There’s no question the transition to ICD-10 will bring with it a significant loss in coder productivity. If left unaddressed, this loss of productivity will cause hospitals to get bills out more slowly. And if addressed incompletely, it will cause hospitals to incur excessive expense in increased coder headcount. Fortunately, there is still time to greatly narrow the productivity gap to protect revenue and to minimize the need to add coding resources that are increasingly difficult to secure. The key is to move quickly and with precision in addressing the root causes of productivity loss.
ICD-10 productivity loss stems from both the coding system’s newness and complexity. The fact that coders must master a completely different coding system means that experienced coders face a steep learning curve until they hit peak productivity, and those entering the profession have much more to master than in the past to become fully productive. Even when coders reach peak performance with ICD-10, they will perform at a slower pace than in ICD-9 simply because of the tremendous increase in complexity.

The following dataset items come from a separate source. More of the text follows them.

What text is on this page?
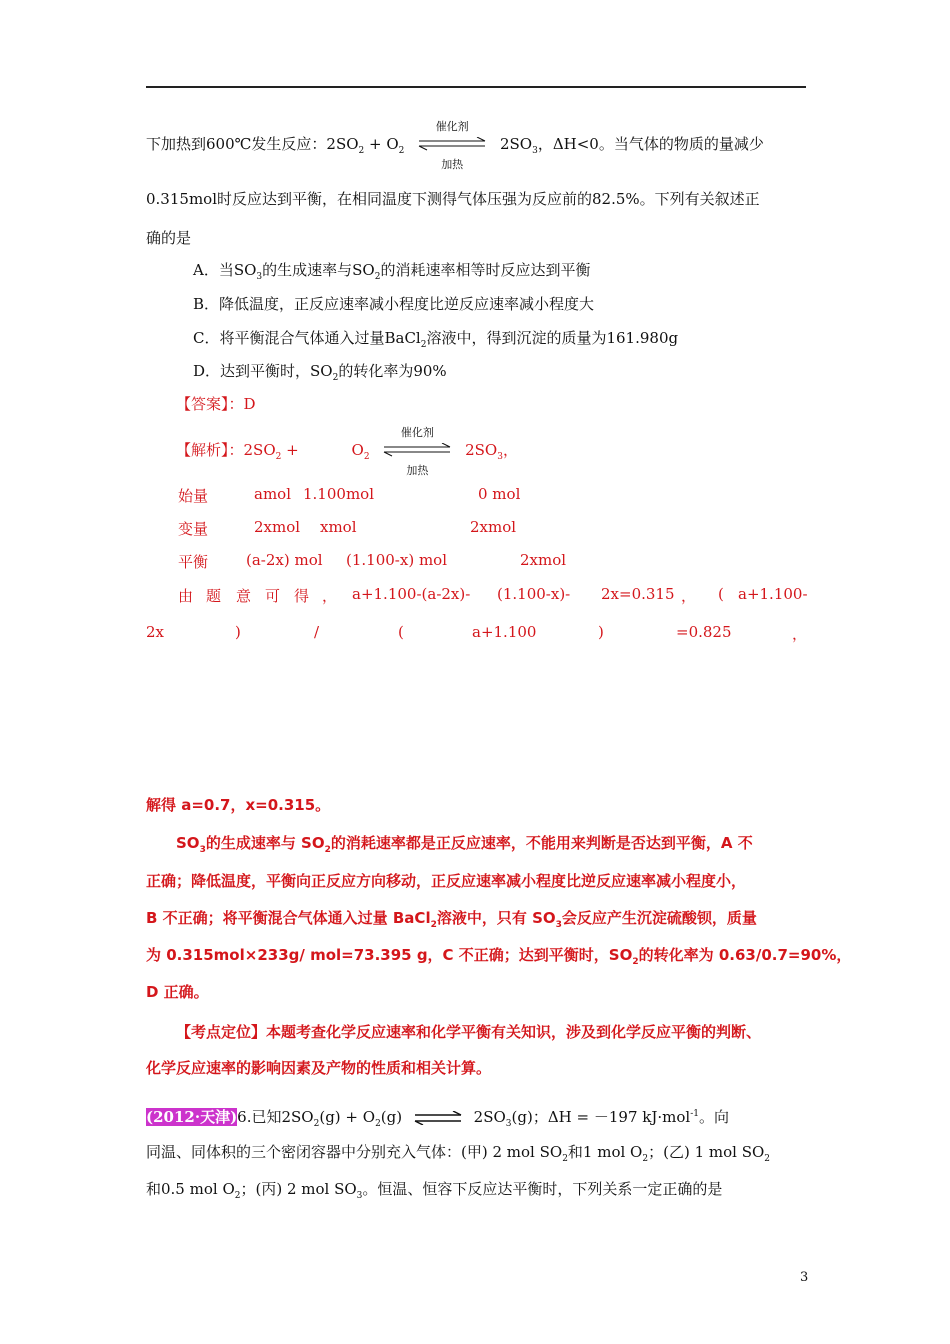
下加热到600℃发生反应：$2SO_2 + O_2$
催化剂
加热
$2SO_3$，ΔH<0。当气体的物质的量减少
0.315mol时反应达到平衡，在相同温度下测得气体压强为反应前的82.5%。下列有关叙述正
确的是
A．当$SO_3$的生成速率与$SO_2$的消耗速率相等时反应达到平衡
B．降低温度，正反应速率减小程度比逆反应速率减小程度大
C．将平衡混合气体通入过量BaCl$_2$溶液中，得到沉淀的质量为161.980g
D．达到平衡时，$SO_2$的转化率为90%
【答案】：D
【解析】：$2SO_2$ +	$O_2$
催化剂
加热
$2SO_3$，
始量	amol 1.100mol	0 mol
变量	2xmol xmol	2xmol
平衡	(a-2x) mol (1.100-x) mol	2xmol
由 题 意 可 得 ， a+1.100-(a-2x)- (1.100-x)- 2x=0.315 ， ( a+1.100-
2x	)	/	(	a+1.100	)	=0.825	，
解得 a=0.7，x=0.315。
$SO_3$的生成速率与 $SO_2$的消耗速率都是正反应速率，不能用来判断是否达到平衡，A 不
正确；降低温度，平衡向正反应方向移动，正反应速率减小程度比逆反应速率减小程度小，
B 不正确；将平衡混合气体通入过量 BaCl$_2$溶液中，只有 $SO_3$会反应产生沉淀硫酸钡，质量
为 0.315mol×233g/ mol=73.395 g，C 不正确；达到平衡时，$SO_2$的转化率为 0.63/0.7=90%，
D 正确。
【考点定位】本题考查化学反应速率和化学平衡有关知识，涉及到化学反应平衡的判断、
化学反应速率的影响因素及产物的性质和相关计算。
(2012·天津)6.已知$2SO_2(g) + O_2(g)$ ⇌ $2SO_3(g)$；ΔH = －197 kJ·mol$^{-1}$。向
同温、同体积的三个密闭容器中分别充入气体：(甲) 2 mol $SO_2$和1 mol $O_2$；(乙) 1 mol $SO_2$
和0.5 mol $O_2$；(丙) 2 mol $SO_3$。恒温、恒容下反应达平衡时，下列关系一定正确的是
3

The short- and long-term impact of ICD-10 on coder productivity poses two questions of HIM departments if they are to achieve ICD-10 readiness efficiently and effectively:
- Do you know precisely what aspects of ICD-10 are slowing down your coders so that you can address them head-on to minimize productivity loss?

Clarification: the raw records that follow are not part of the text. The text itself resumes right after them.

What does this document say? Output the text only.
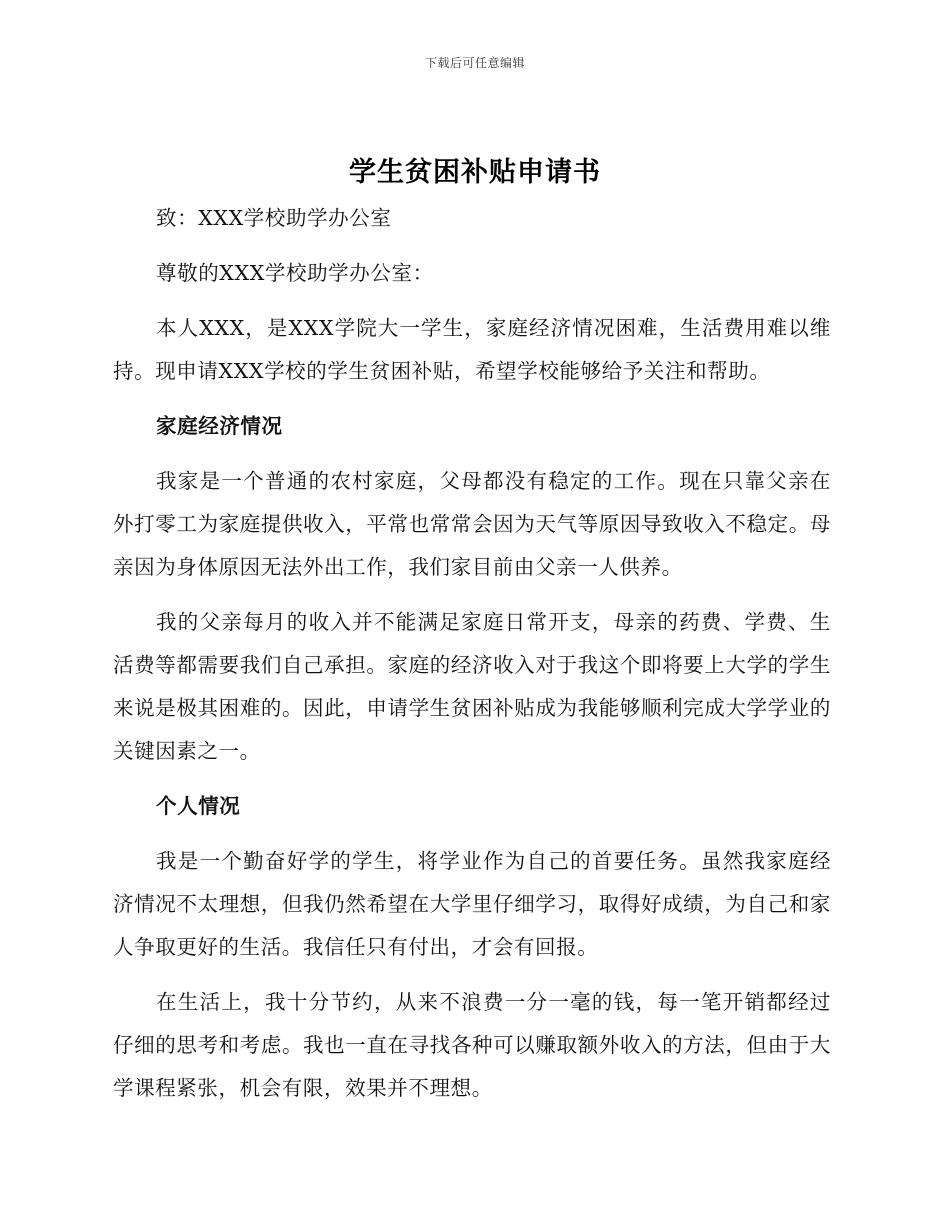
下载后可任意编辑
学生贫困补贴申请书

致：XXX学校助学办公室

尊敬的XXX学校助学办公室：

本人XXX，是XXX学院大一学生，家庭经济情况困难，生活费用难以维持。现申请XXX学校的学生贫困补贴，希望学校能够给予关注和帮助。

家庭经济情况

我家是一个普通的农村家庭，父母都没有稳定的工作。现在只靠父亲在外打零工为家庭提供收入，平常也常常会因为天气等原因导致收入不稳定。母亲因为身体原因无法外出工作，我们家目前由父亲一人供养。

我的父亲每月的收入并不能满足家庭日常开支，母亲的药费、学费、生活费等都需要我们自己承担。家庭的经济收入对于我这个即将要上大学的学生来说是极其困难的。因此，申请学生贫困补贴成为我能够顺利完成大学学业的关键因素之一。

个人情况

我是一个勤奋好学的学生，将学业作为自己的首要任务。虽然我家庭经济情况不太理想，但我仍然希望在大学里仔细学习，取得好成绩，为自己和家人争取更好的生活。我信任只有付出，才会有回报。

在生活上，我十分节约，从来不浪费一分一毫的钱，每一笔开销都经过仔细的思考和考虑。我也一直在寻找各种可以赚取额外收入的方法，但由于大学课程紧张，机会有限，效果并不理想。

- Can you quantify the remaining productivity loss so that you can know precisely what resources you need to add?
The most common approach to ICD-10 readiness is to train coders with e-learning and dual-coding, but that won’t provide an answer to either of these questions. It also won’t necessarily lead to coder performance improvement unless accompanied by productivity tracking and extensive coding review and feedback as the basis for continuing coder education. The shortcoming of dual-coding is that it doesn’t direct attention to what is actually slowing down the individual. Random, untargeted dual-coding is also inefficient, with coders spending time on aspects of ICD-10 that aren’t causing issues as well as those that are.
To more precisely and efficiently get coders up to speed requires pinpointing, at the DRG level for individual coders, the root causes of productivity loss—and that requires an analytical approach to training. Data-based, analytical ICD-10 readiness tools can establish coder-specific baselines for performance in the ICD-10 environment compared to ICD-9 and reveal which DRGs affect productivity, by how much, for each coder. This in turn enables the focusing of coder training attention specifically on problem areas to bring up productivity by addressing core issues.
HIM departments that employ analytics in ICD-10 training invariably uncover initial productivity losses of between 50 and 70 percent—with less than a dozen DRGs causing up to 90 percent of that loss. Because analytics can reveal not just the problem DRGs but the amount of productivity loss associated with each, they can be attacked in order of impact for the fastest return on training investment. Analytic ICD-10 readiness tools typically include productivity tracking to provide certainty of progress.
HIM directors who take these measures to identify and address issues immediately have a year to focus coders for optimal improvement in advance of the transition, often minimizing productivity loss to the long-term target of 20 percent realized in countries that adopted ICD-10 years ago. They can also realize these improvements more efficiently by focusing specifically on areas where individuals are struggling, rather than simply having coders practice in ICD-10 overall.
Applying these techniques across an entire coding group to raise everyone’s performance levels will not only reduce the number of new coders that must be added, but will also quantify precisely what resources are required to fill the remaining productivity gap. Regardless of gains made in identifying issues and addressing them, ICD-10 complexity means that some productivity loss compared to ICD-9 will be long-term. If productivity loss is quantifiably reduced to 20 percent, 20 percent more coders are required for the group to perform at the same level as before.
It’s very important to quantify coder resource requirements well in advance of October 2015. There will inevitably be a shortage of skilled coders as the transition date approaches, and preparing a thorough resource plan early will be essential to doing the necessary hiring. The longer the delay, the harder it will be to get those resources, as those who plan best will have already hired many of them.
After the October 2015 transition, it will be critical to continue focusing on productivity and quality. An ongoing auditing plan can reveal opportunities for additional training efforts and uncover documentation issues that can be addressed with new policies and procedures.